Worth a look, especially for those Virgos who have to figure out how to bite down on a hamburger (that's me), haha.
It's time for spoilers.
Calvin published his first best-selling novel in high school, and has lived as a "genius writer" until today, ten years later. The manager said: You are a genius. Calvin A: Don't call me that, those who want to be friends with me admire the "genius", not me. (Haha, the high school girl who took the initiative to strike up a conversation is also doing well)
Calvin is lonely, insecure, and reserved. Holding Teddy Bear and curling up in the psychiatrist's chair, he said: I want to adopt a puppy, because I want to take it to an outing to chat up easily, but Scotty urinates like a girl and is shy. Until Ruby shows up and touches Scotty's head: i like the way he is.
Ruby's neuroticism and spontaneity, sweetness and complexity, maybe all Calvin desires?
Calvin has always lived in his own world. Re-encountering his ex-girlfriend Lila who just published a new book, Calvin asks: Are you jealous of me? Lila said: You are not interested in me at all, you only care about yourself. On vacation at his mother's and stepfather's house, when everyone was having a good time, Calvin chose to sleep in a tree house. Ruby complains: I'm so tired, you don't have any friends but me. Calvin replied: I am enough with you. Because Ruby is also in the world he can control.
After Ruby materialized, Calvin stopped writing, not letting the other party know that he created her. Because, true love should be the love of two equal individuals out of free will.
But when Ruby started to think of her own and wanted her own space, Calvin couldn't take it. Ruby is his world, so there can be no world outside of him. So he controlled Ruby with the ability of the creator, and from the moment he wrote the first word, he was destined to never turn back.
In the end, Calvin was typing in front of Ruby, showing that he was a "god", and I couldn't even shake my breath when I saw it. Unconvinced, Ruby slammed into the invisible wall, her uncontrollable body, crying and praising Calvin, nakedly showing the cruelty of being manipulated. Every time Calvin finishes a paragraph, he slaps a new line, and it hits my heart. The last despair, the desperation of secret exposure, is the most heart-wrenching only because it is irreversible.
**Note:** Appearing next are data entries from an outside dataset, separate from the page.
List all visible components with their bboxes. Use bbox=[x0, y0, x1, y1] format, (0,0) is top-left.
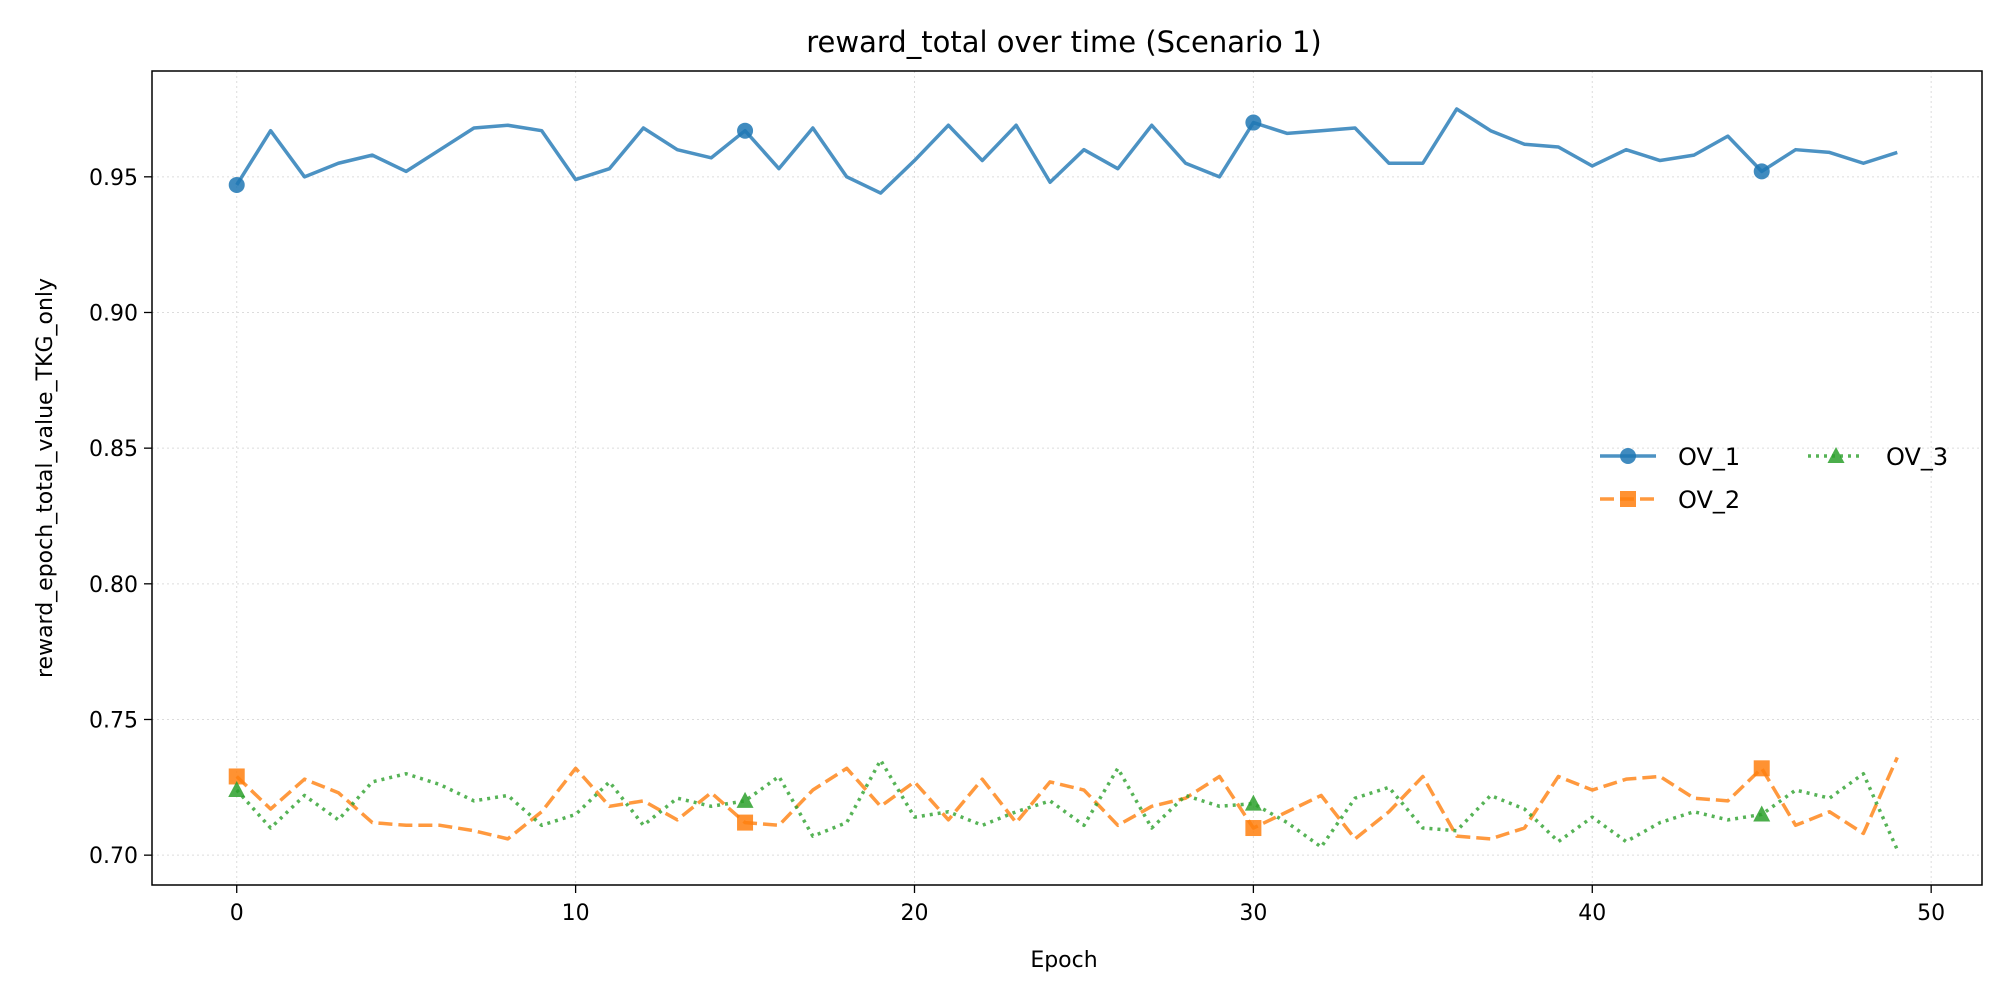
data-point bbox=[1244, 794, 1262, 811]
series-line bbox=[235, 758, 1899, 851]
series-line bbox=[235, 756, 1899, 841]
data-point bbox=[1753, 163, 1770, 180]
x-axis: 0 10 20 30 40 50 bbox=[230, 885, 1945, 926]
series-OV_1 bbox=[228, 107, 1898, 195]
data-point bbox=[737, 122, 754, 139]
y-tick-label: 0.85 bbox=[89, 437, 138, 462]
legend-label: OV_2 bbox=[1678, 486, 1740, 514]
legend-label: OV_1 bbox=[1678, 443, 1740, 471]
legend: OV_1 OV_2 OV_3 bbox=[1600, 443, 1948, 514]
legend-marker bbox=[1827, 447, 1845, 463]
data-point bbox=[228, 176, 245, 193]
series-layer bbox=[228, 107, 1899, 851]
x-axis-label: Epoch bbox=[1030, 948, 1097, 973]
data-point bbox=[737, 814, 754, 831]
data-point bbox=[1753, 805, 1771, 822]
x-tick-label: 30 bbox=[1239, 901, 1267, 926]
y-tick-label: 0.95 bbox=[89, 166, 138, 191]
legend-item: OV_2 bbox=[1600, 486, 1740, 514]
series-line bbox=[235, 107, 1898, 195]
y-tick-label: 0.75 bbox=[89, 708, 138, 733]
data-point bbox=[1245, 820, 1262, 837]
series-OV_2 bbox=[228, 756, 1899, 841]
x-tick-label: 20 bbox=[901, 901, 929, 926]
series-OV_3 bbox=[228, 758, 1899, 851]
x-tick-label: 0 bbox=[230, 901, 244, 926]
data-point bbox=[1753, 760, 1770, 777]
data-point bbox=[736, 791, 754, 808]
y-tick-label: 0.90 bbox=[89, 301, 138, 326]
data-point bbox=[228, 768, 245, 785]
grid bbox=[152, 71, 1982, 885]
y-tick-label: 0.80 bbox=[89, 573, 138, 598]
y-axis: 0.70 0.75 0.80 0.85 0.90 0.95 bbox=[89, 166, 152, 869]
data-point bbox=[1245, 114, 1262, 131]
legend-item: OV_3 bbox=[1808, 443, 1948, 471]
y-tick-label: 0.70 bbox=[89, 844, 138, 869]
data-point bbox=[228, 781, 246, 798]
chart-title: reward_total over time (Scenario 1) bbox=[806, 25, 1321, 59]
y-axis-label: reward_epoch_total_value_TKG_only bbox=[33, 278, 58, 678]
plot-frame bbox=[151, 70, 1983, 886]
legend-item: OV_1 bbox=[1600, 443, 1740, 471]
x-tick-label: 10 bbox=[562, 901, 590, 926]
legend-marker bbox=[1620, 491, 1636, 507]
legend-marker bbox=[1620, 448, 1636, 464]
x-tick-label: 50 bbox=[1917, 901, 1945, 926]
x-tick-label: 40 bbox=[1578, 901, 1606, 926]
legend-label: OV_3 bbox=[1886, 443, 1948, 471]
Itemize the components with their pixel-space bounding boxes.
The plot is like an eight o'clock TV series, and some shoddy Hong Kong-made romantic comedies. For example, when the hero writes a book for the heroine after she leaves, he is very impulsive and inserts in his mind "Days without a constant heart, No. 1". Thirty-eighth..." or something like a narration, or a love song sung by the male lead. But the details of the movie give the whole story texture and unconventional style. For example, the scene where the two played at the beach were sweet and meticulous daily routines. (This kind of meticulousness is a bit like Little Miss Sunshine, but I prefer the latter's slightly evil laughter and tears, and the director and his wife are really not covered).
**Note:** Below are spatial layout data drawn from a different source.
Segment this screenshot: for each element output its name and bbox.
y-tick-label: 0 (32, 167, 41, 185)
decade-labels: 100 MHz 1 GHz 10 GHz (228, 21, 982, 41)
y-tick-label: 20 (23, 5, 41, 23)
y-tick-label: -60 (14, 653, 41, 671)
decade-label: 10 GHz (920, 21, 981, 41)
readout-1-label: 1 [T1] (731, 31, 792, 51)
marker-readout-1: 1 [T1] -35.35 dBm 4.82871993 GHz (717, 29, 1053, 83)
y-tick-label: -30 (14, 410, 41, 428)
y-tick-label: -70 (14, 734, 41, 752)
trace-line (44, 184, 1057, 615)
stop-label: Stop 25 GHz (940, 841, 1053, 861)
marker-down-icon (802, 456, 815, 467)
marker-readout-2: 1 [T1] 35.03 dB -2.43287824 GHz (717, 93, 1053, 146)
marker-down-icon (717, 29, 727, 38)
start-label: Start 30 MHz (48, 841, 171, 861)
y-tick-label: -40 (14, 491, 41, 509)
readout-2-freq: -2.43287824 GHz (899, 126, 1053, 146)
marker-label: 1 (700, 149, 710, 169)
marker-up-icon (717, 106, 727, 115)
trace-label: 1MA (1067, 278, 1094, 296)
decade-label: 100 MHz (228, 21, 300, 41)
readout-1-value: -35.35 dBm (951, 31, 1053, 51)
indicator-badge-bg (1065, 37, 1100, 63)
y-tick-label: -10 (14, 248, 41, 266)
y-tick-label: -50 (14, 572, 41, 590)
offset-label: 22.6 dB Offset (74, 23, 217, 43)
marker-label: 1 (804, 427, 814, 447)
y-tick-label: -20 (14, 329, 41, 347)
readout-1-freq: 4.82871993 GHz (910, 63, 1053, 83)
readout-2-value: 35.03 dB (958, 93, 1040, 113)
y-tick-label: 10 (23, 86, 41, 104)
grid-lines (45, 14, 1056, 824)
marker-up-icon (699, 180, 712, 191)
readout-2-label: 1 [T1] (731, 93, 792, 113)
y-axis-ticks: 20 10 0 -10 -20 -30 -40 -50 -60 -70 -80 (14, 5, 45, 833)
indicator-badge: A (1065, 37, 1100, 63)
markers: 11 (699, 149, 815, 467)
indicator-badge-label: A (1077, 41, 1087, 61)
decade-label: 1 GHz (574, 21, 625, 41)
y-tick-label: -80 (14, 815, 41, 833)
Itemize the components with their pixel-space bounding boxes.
It was expected that Calvin would play "she was free." (although in the end, her freedom was also bestowed by him), the happy ending for the two of them to meet again was too sweet, a little happy ending for the happy ending. A self-growth story of a control freak Virgo who finally learned to let go and rewarded him with a girlfriend?
I feel that the film is a bit about the relationship between the creator and the created, but the more precise theme is to visualize the wrestling between lovers. We all consciously want to influence/control the people around us to varying degrees, right? However, I have always believed that only by respecting each other's free will and equal status can we truly love each other.
Like a trapeze, let go and catch it. The freedom to leave is called true possession.
So, if it were me, I would arrange for the heroine to have a new love, hum. As Mayday sang: "Your world will let you have my tenderness without disturbing you".
PS Google, although the story is the dream of otaku, but the script was originally written by the heroine Zoe Kazan, and she and the hero are real lovers! Coming from a theater family, the whole family is a screenwriter (!), grandfather is director Elia Kazan, A Streetcar Named Desire and On the waterfront are his works.